I'm settling into the new place fairly well.
I fell in the lake face first yesterday... On accident. Valkyrie sat and laughed at me. I know she did. I could see it in her eyes. Demon dog. Grr.
In the little over a month that I've been here I've met more of my neighbors and had more meaningful conversations than in the last 3 places I've lived. It's an older neighborhood, most of my neighbors are old enough to be my parents, or a few years older than me with children.

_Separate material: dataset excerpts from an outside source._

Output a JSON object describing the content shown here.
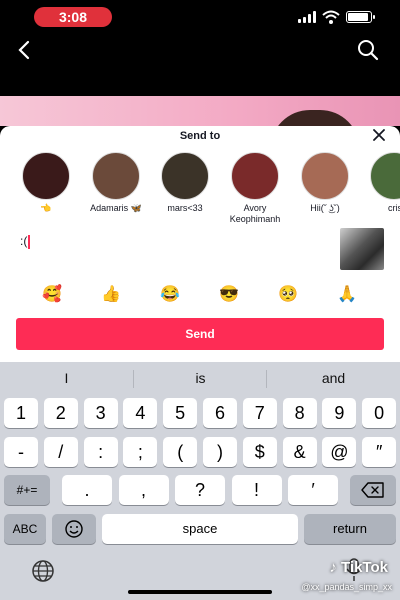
{
  "status_bar": {
    "time": "3:08"
  },
  "sheet": {
    "title": "Send to",
    "contacts": [
      {
        "name": "👈",
        "color": "#3a1a1a"
      },
      {
        "name": "Adamaris 🦋",
        "color": "#6b4a3a"
      },
      {
        "name": "mars<33",
        "color": "#3b3328"
      },
      {
        "name": "Avory Keophimanh",
        "color": "#7a2a2a"
      },
      {
        "name": "Hii(˘ ͜ʖ˘)",
        "color": "#a66a55"
      },
      {
        "name": "cris",
        "color": "#4a6a3a"
      }
    ],
    "message_text": ":(",
    "emojis": [
      "🥰",
      "👍",
      "😂",
      "😎",
      "🥺",
      "🙏"
    ],
    "send_label": "Send",
    "accent_color": "#fe2c55"
  },
  "keyboard": {
    "suggestions": [
      "I",
      "is",
      "and"
    ],
    "row1": [
      "1",
      "2",
      "3",
      "4",
      "5",
      "6",
      "7",
      "8",
      "9",
      "0"
    ],
    "row2": [
      "-",
      "/",
      ":",
      ";",
      "(",
      ")",
      "$",
      "&",
      "@",
      "″"
    ],
    "row3_left": "#+=",
    "row3": [
      ".",
      ",",
      "?",
      "!",
      "′"
    ],
    "abc": "ABC",
    "space": "space",
    "return": "return"
  },
  "watermark": {
    "brand": "TikTok",
    "handle": "@xx_pandas_simp_xx"
  }
}
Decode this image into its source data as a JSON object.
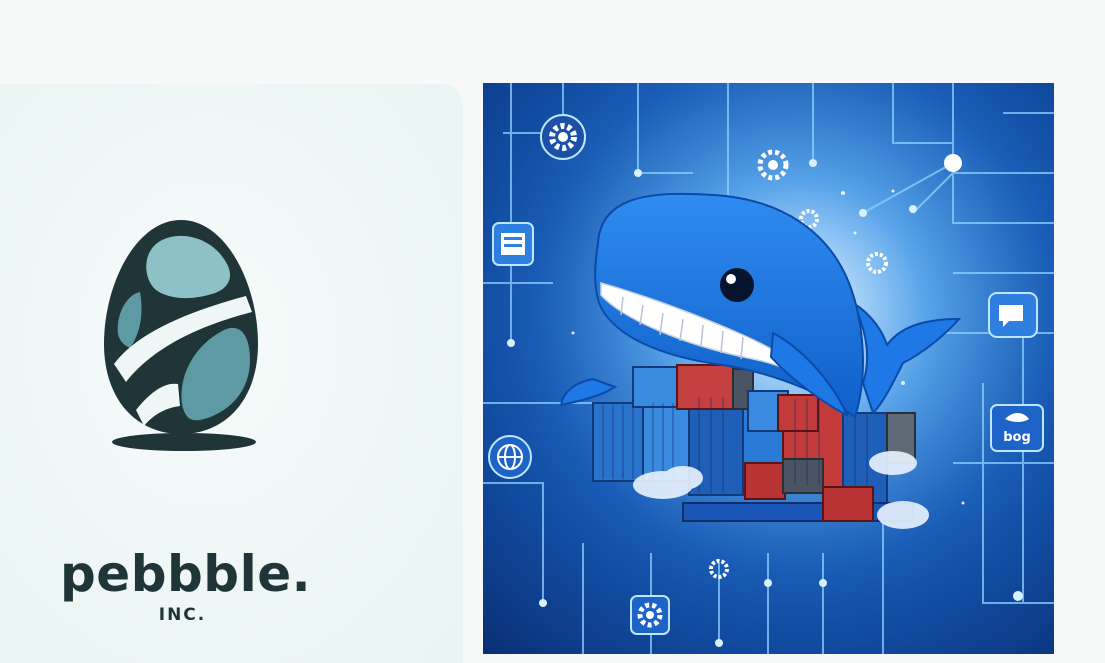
{
  "logo_card": {
    "brand_name": "pebbble.",
    "brand_suffix": "INC."
  },
  "art_card": {
    "tag_label": "bog"
  },
  "colors": {
    "page_background": "#f7f9f9",
    "logo_card_background": "#eef7f6",
    "logo_dark": "#1f3538",
    "logo_teal": "#5e9aa4",
    "logo_light_teal": "#8ec0c8",
    "art_blue": "#155bb8",
    "whale_blue": "#1e78e6"
  },
  "icons": [
    "gear-icon",
    "document-icon",
    "globe-icon",
    "chat-icon",
    "whale-icon",
    "shipping-container-icon"
  ]
}
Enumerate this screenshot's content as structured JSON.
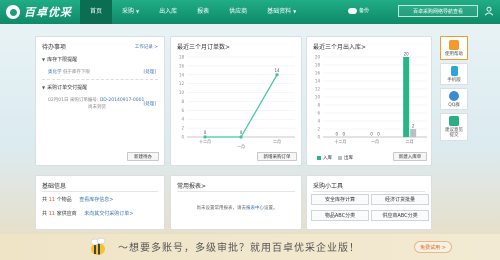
{
  "brand": {
    "name": "百卓优采"
  },
  "nav": [
    {
      "label": "首页",
      "active": true,
      "dropdown": false
    },
    {
      "label": "采购",
      "active": false,
      "dropdown": true
    },
    {
      "label": "出入库",
      "active": false,
      "dropdown": false
    },
    {
      "label": "报表",
      "active": false,
      "dropdown": false
    },
    {
      "label": "供应商",
      "active": false,
      "dropdown": false
    },
    {
      "label": "基础资料",
      "active": false,
      "dropdown": true
    }
  ],
  "header": {
    "cloud_label": "备份",
    "top_button": "百卓采购网络导航查看"
  },
  "todo": {
    "title": "待办事项",
    "link": "工作记录 >",
    "section1": "库存下限提醒",
    "row1_item": "奥化学",
    "row1_text": "低于库存下限",
    "process": "[处理]",
    "section2": "采购订单交付提醒",
    "row2_date": "02月01日",
    "row2_text": "采购订单编号:",
    "row2_code": "DD-20140917-0001",
    "row2_status": "尚未到货",
    "row2_process": "[处理]",
    "button": "新建待办"
  },
  "orders_panel": {
    "title": "最近三个月订单数>",
    "button": "新增采购订单"
  },
  "stock_panel": {
    "title": "最近三个月出入库>",
    "button": "新建入库单",
    "legend_in": "入库",
    "legend_out": "出库"
  },
  "chart_data": [
    {
      "type": "line",
      "categories": [
        "十二月",
        "一月",
        "二月"
      ],
      "values": [
        0,
        0,
        14
      ],
      "title": "",
      "xlabel": "",
      "ylabel": "",
      "ylim": [
        0,
        18
      ],
      "yticks": [
        0,
        2,
        4,
        6,
        8,
        10,
        12,
        14,
        16,
        18
      ],
      "grid": true,
      "color": "#3ec6a0"
    },
    {
      "type": "bar",
      "categories": [
        "十二月",
        "一月",
        "二月"
      ],
      "series": [
        {
          "name": "入库",
          "values": [
            0,
            0,
            20
          ],
          "color": "#27b686"
        },
        {
          "name": "出库",
          "values": [
            0,
            0,
            2
          ],
          "color": "#b5c0c8"
        }
      ],
      "ylim": [
        0,
        20
      ],
      "yticks": [
        0,
        2,
        4,
        6,
        8,
        10,
        12,
        14,
        16,
        18,
        20
      ],
      "grid": true,
      "legend": "bottom"
    }
  ],
  "sidebar": [
    {
      "label": "使用帮助",
      "icon": "help-icon",
      "color": "#f39a2b",
      "active": true
    },
    {
      "label": "手机版",
      "icon": "mobile-icon",
      "color": "#2aa7d4",
      "active": false
    },
    {
      "label": "QQ群",
      "icon": "qq-icon",
      "color": "#3a8ad6",
      "active": false
    },
    {
      "label": "建议意见提交",
      "icon": "feedback-icon",
      "color": "#29b07e",
      "active": false
    }
  ],
  "basic": {
    "title": "基础信息",
    "row1_prefix": "共",
    "row1_count": "11",
    "row1_unit": "个物品",
    "row1_link": "查看库存信息>",
    "row2_prefix": "共",
    "row2_count": "11",
    "row2_unit": "家供应商",
    "row2_link": "未向其交付采购订单>"
  },
  "reports": {
    "title": "常用报表>",
    "text": "尚未设置常用报表，请去",
    "link": "报表中心",
    "text2": "设置。"
  },
  "tools": {
    "title": "采购小工具",
    "items": [
      "安全库存计算",
      "经济订货批量",
      "物品ABC分类",
      "供应商ABC分类"
    ]
  },
  "banner": {
    "text": "～想要多账号，多级审批？就用百卓优采企业版！",
    "button": "免费试用 >"
  }
}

(of course, everyone is warning me about the quirks of everyone else. It's enough to put your teeth on edge. Between the diplomacy required to live on a peninsula with a large number of other people, and the democracy needed to work with about 18 other females some days my teeth are on edge more often than not. And not in a good way. On the bright side, I like almost everyone I've met that lives near me, and I'm happy with the majority of my coworkers.)
Today, though, I realized that while I'm healing, and mostly a me I can like and admire - I have one major failing that I saw and is currently irritating the hell out of me. It's not something I'm really ready to share, but it's something that needs to stop. Working on making it stop is going to be hard as hell. I'm naturally a very shy person.
But, healing is always a good thing!